Critical to the implementation and scale-up of successful antiretroviral therapy worldwide is an understanding of the efficacy, toxicities and durability of antiretroviral regimens in the specific populations, which they are utilized. In order to obtain this information monitoring and evaluation or operational research must be done in each country or population. The article by Li et al in this issue represents an outstanding example of the importance of data obtained in the populations treated 1. The authors proactively evaluated the outcomes at 3 and 6 months of 118 and 124 HIV infected individuals, respectively, treated with zidovudine, didanosine and nevirapine in one region in China. This regimen was chosen from the available agents in this region. Surprisingly, there was minimal virologic response to this regimen at 3 and 6 months and there was a staggering 62.7% rate of drug resistance mutations in the group treated for 6 months. Had this regimen been implemented on a wide scale without evaluation, significant resistance could have developed in the population. This, in turn, would lead to transmission of resistance mutations into populations never treated with antiretroviral agents as has been demonstrated in the US and Europe 2, 3. With limited drug formularies, transmission of drug resistance to nonnucleoside reverse transcriptase inhibitors or cytosine nucleoside analogs could lead to a lack of available treatment options for newly diagnosed HIV infected individuals in many regions. Not aggressively evaluating agents and regimens in relevant populations prior to wide scale implementation could lead not only to treatment failure at the level of the individual patient, but also failure at the program level, negating the ability of treatment to reverse the impact of the growing AIDS epidemic on economic and geopolitical landscape of the world. Although this was a smaller study, the data, when examined in the context of and synthesized with data from the Chinese national surveillance programs and other regional studies, will provide useful evidence to help China develop the optimal national antiretroviral regimen.
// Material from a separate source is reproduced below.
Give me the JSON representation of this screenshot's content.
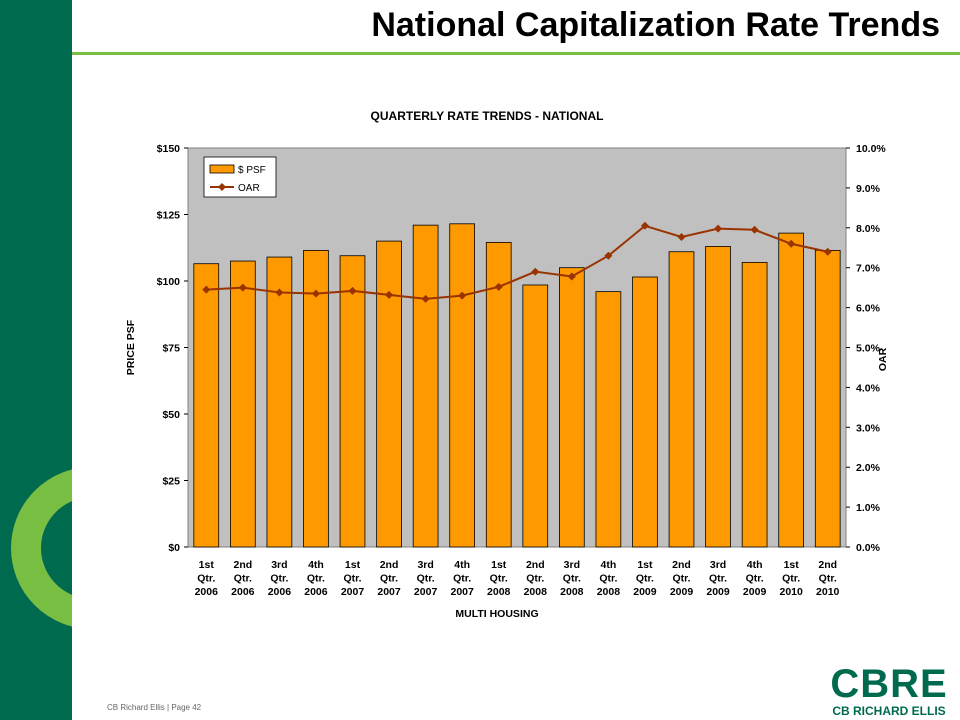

China and these investigators are to be congratulated for having the openness to rapidly evaluate the consequences of their treatment choices in order to modify their treatment regimens based on evidence based data. This study emphasizes the importance of operational research and the need to test drug combinations prior to wide scale implementation. It is reminiscent of the surprising high virologic failure rates seen with the combination of tenofovir, abacavir, and lamivudine, previously predicted to be a potent, safe regimen 4, 5. In addition, it reminds us all that drugs demonstrated to be efficacious in one population or country may not be as efficacious or tolerable in another. It is likely that the lack of adherence and success in this study was due largely to toxicities of the antiretroviral agents, which previously were used in other populations with more success. Other investigators worldwide should emulate the example of Li et al and proactively evaluate the characteristics of antiretroviral agents, alone and in combination, in specific populations and countries prior to scaling up to treat the entire population or country.